“We’re sorry, Bust,” reads a new message on Lewiston’s graffiti wall, painted Thursday by a regretful Brian Serfes, the ne’er-do-well graffiti vandal turned artist, who is now a vandal again.
“Bust” is Serfes’ street name, a christening from previous scrapes with local police. Now it’s the perfect descriptor for his credibility, after he was charged late Wednesday for tagging the Centreville Garage.
About one month ago, Serfes was the first “artist” to sign the city’s amnesty pledge against further illegal tagging, in return for the dedicated wall, a privilege about to be revoked.
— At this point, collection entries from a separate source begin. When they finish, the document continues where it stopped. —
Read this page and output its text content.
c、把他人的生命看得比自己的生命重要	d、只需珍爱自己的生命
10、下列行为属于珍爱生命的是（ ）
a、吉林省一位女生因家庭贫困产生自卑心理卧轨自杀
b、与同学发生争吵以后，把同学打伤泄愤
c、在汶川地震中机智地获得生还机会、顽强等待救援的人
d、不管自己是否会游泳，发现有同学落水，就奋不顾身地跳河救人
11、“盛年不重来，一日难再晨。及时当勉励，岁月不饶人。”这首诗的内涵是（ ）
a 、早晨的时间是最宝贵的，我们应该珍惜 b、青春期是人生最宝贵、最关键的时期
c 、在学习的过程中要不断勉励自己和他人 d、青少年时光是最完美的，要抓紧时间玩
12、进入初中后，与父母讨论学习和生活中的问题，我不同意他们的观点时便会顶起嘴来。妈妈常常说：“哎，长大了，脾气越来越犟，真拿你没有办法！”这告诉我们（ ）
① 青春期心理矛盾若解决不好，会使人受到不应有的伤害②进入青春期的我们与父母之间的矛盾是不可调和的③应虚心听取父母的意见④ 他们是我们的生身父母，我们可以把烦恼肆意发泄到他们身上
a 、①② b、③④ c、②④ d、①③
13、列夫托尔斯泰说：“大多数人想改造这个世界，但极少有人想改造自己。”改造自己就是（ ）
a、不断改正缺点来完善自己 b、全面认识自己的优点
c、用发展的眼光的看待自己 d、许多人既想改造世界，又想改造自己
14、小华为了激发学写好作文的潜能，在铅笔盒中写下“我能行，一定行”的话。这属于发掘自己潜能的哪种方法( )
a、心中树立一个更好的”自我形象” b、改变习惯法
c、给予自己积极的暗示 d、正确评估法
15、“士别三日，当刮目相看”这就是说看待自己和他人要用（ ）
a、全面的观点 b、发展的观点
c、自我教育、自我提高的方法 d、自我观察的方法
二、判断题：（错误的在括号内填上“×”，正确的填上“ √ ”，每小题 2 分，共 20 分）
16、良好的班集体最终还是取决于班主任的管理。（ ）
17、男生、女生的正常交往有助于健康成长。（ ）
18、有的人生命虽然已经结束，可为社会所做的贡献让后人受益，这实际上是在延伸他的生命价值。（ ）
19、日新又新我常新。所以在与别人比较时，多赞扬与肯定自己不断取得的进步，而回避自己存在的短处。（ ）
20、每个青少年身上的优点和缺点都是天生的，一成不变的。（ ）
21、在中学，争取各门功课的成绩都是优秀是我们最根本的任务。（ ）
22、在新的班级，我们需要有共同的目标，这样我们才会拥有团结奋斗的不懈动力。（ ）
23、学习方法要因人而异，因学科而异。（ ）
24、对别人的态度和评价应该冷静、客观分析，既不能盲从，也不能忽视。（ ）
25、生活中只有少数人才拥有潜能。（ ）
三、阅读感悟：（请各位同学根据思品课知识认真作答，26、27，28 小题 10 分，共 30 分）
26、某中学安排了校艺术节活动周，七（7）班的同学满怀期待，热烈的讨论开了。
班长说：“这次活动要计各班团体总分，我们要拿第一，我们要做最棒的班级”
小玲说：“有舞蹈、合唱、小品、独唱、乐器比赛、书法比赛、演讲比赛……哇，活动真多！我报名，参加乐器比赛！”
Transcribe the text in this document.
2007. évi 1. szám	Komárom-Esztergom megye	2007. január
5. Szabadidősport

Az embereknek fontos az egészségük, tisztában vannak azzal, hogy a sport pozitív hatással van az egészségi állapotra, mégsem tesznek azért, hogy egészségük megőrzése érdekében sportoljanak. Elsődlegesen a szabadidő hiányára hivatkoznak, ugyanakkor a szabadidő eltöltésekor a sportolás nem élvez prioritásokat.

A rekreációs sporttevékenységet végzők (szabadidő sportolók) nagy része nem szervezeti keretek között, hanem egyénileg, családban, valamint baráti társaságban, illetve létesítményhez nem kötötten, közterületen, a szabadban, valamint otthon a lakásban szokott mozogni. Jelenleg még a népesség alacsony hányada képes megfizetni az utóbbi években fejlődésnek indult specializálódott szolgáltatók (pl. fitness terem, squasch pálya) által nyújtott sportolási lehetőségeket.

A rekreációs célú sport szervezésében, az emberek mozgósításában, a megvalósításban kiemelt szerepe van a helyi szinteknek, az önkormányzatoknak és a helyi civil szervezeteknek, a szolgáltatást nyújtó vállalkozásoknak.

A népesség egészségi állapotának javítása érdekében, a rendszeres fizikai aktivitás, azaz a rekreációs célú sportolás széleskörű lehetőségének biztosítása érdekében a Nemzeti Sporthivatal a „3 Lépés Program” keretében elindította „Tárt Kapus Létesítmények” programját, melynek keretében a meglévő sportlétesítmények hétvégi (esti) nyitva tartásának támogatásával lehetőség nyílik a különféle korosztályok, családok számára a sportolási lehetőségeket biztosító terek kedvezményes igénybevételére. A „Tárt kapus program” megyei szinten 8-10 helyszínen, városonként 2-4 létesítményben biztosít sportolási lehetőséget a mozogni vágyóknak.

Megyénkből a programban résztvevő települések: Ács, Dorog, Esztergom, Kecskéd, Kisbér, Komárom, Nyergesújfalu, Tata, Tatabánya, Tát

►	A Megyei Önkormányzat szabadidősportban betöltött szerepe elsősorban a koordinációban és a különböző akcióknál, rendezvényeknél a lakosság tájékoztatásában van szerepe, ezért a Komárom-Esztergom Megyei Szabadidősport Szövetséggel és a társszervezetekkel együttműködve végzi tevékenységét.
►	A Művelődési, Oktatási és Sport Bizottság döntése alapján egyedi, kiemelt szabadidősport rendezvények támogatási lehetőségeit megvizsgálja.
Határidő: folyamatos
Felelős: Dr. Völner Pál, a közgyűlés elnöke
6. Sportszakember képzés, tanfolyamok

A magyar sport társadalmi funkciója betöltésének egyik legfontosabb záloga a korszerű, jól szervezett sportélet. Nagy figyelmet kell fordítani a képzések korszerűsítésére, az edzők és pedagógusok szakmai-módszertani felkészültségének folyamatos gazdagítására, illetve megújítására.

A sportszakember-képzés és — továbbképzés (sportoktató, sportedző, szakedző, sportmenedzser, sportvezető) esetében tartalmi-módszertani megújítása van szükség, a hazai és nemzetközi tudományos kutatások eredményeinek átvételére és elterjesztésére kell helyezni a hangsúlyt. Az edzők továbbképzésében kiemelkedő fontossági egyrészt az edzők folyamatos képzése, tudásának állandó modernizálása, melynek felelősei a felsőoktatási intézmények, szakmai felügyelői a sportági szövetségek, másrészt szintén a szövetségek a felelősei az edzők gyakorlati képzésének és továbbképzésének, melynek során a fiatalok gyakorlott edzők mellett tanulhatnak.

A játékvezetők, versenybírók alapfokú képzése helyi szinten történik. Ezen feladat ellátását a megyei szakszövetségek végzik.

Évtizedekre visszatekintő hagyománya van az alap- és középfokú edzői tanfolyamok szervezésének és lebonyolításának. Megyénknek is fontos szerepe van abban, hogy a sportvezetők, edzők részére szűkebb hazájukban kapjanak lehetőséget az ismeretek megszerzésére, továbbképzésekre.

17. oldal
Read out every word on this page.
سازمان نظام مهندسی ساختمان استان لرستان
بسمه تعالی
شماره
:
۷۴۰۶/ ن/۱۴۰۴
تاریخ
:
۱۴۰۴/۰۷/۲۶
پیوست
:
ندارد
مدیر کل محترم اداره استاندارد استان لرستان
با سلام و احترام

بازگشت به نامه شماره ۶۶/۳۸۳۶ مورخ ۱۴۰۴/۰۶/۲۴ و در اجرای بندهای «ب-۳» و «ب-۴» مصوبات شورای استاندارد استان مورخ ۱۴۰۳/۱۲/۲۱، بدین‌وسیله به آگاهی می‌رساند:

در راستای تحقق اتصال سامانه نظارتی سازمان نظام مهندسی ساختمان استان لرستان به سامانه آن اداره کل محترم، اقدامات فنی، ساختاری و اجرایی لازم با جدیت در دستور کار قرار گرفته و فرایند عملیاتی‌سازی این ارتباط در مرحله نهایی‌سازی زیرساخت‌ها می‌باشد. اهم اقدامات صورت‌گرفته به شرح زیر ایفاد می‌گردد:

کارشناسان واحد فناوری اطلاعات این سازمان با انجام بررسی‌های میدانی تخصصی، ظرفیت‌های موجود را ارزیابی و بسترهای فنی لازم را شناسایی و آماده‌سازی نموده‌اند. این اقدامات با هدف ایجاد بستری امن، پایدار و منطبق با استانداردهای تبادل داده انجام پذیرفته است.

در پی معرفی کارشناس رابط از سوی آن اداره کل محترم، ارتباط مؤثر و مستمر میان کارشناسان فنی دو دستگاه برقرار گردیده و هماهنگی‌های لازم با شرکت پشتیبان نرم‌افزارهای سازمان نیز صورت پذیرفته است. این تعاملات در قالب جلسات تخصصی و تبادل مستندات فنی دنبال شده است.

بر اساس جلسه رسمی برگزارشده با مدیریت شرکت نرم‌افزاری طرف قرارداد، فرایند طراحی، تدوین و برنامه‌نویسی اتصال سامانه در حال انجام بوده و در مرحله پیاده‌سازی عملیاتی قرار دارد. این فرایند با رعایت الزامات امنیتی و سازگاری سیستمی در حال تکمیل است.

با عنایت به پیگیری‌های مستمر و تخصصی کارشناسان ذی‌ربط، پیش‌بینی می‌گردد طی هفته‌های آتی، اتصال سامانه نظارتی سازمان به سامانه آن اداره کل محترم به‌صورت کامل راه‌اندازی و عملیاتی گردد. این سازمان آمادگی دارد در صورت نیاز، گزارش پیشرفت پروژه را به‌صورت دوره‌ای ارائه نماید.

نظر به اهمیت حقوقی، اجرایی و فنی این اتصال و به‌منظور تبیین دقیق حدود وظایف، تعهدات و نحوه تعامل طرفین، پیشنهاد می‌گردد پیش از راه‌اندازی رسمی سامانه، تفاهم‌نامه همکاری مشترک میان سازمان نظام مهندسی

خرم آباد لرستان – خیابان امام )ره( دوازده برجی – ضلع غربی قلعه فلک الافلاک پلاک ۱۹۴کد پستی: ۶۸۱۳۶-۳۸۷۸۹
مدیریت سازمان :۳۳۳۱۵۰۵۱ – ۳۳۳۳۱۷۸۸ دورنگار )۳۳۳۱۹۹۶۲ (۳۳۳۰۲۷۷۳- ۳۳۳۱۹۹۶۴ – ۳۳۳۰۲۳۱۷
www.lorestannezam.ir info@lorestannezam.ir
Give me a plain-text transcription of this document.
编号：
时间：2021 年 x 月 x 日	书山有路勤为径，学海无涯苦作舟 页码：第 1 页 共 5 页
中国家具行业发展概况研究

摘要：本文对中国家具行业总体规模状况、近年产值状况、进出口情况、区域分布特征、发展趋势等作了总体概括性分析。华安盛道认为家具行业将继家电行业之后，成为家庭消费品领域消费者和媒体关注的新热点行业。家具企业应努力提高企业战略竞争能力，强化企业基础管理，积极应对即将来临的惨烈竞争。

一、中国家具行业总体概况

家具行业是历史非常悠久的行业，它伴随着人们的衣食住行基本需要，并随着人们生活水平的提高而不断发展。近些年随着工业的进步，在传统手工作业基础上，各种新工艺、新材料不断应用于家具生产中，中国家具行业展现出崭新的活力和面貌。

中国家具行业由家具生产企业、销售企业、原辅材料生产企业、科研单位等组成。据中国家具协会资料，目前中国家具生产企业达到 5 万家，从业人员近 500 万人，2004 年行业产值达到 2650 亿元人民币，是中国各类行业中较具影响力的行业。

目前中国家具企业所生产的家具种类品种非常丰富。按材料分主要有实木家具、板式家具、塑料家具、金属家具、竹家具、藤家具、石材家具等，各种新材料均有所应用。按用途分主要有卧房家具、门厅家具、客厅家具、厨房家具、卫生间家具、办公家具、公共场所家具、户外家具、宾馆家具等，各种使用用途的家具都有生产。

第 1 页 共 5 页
The wall’s owner, the 12-Hour Club, is meeting this morning about the wall. Internal divisions have ousted the club’s former leader, Angelo Giberti, who supported the wall, and Mayor Laurent Gilbert is trying to mend fences with club members whose tolerance for hosting graffiti artists is evaporating.
If the club says so, the wall goes.
They are justified: its benefactor, Giberti, is out, and its muse – a fast-talking, mohawked young man, full of promises but little truth – has sprayed his true colors. Other so-called artists have used the wall as canvas for disgusting depictions of genitalia and expressions of slurs.
Why should the club continue to support it?
Because it’s not a bad idea. Lewiston’s new graffiti policies may have been built on unfirm foundations, but the design was sound. Strengthening graffiti penalties while providing a legal outlet for serious “artists” are tactics that should work to curb tagging in L-A, if allowed to continue.
We urge the 12-Hour club to do so.
Serfes acted stupidly. He knew sustaining his creditability, and the credibility of his cause, was predicated on respecting the law. Everybody told him so, and believed his sincerity.
Now, Serfes should earn the law’s maximum punishment.
What’s regrettable is penalizing those who followed him. More than a half-dozen others signed the city’s amnesty pledge after Serfes, promising to forgo illicit spraying for good. This outpouring, in the wall’s nascent days, indicated its merit and, given time, its probable success.
Now the wall could be gone. Unfortunately, this would mean returning all of L-A to vandals, as removing the wall won’t stop further graffiti. Only leaders among those who perpetuate illegal graffiti can help stop it.
Serfes was supposed to be the first.
If the graffiti wall crumbles, he’s likely the last.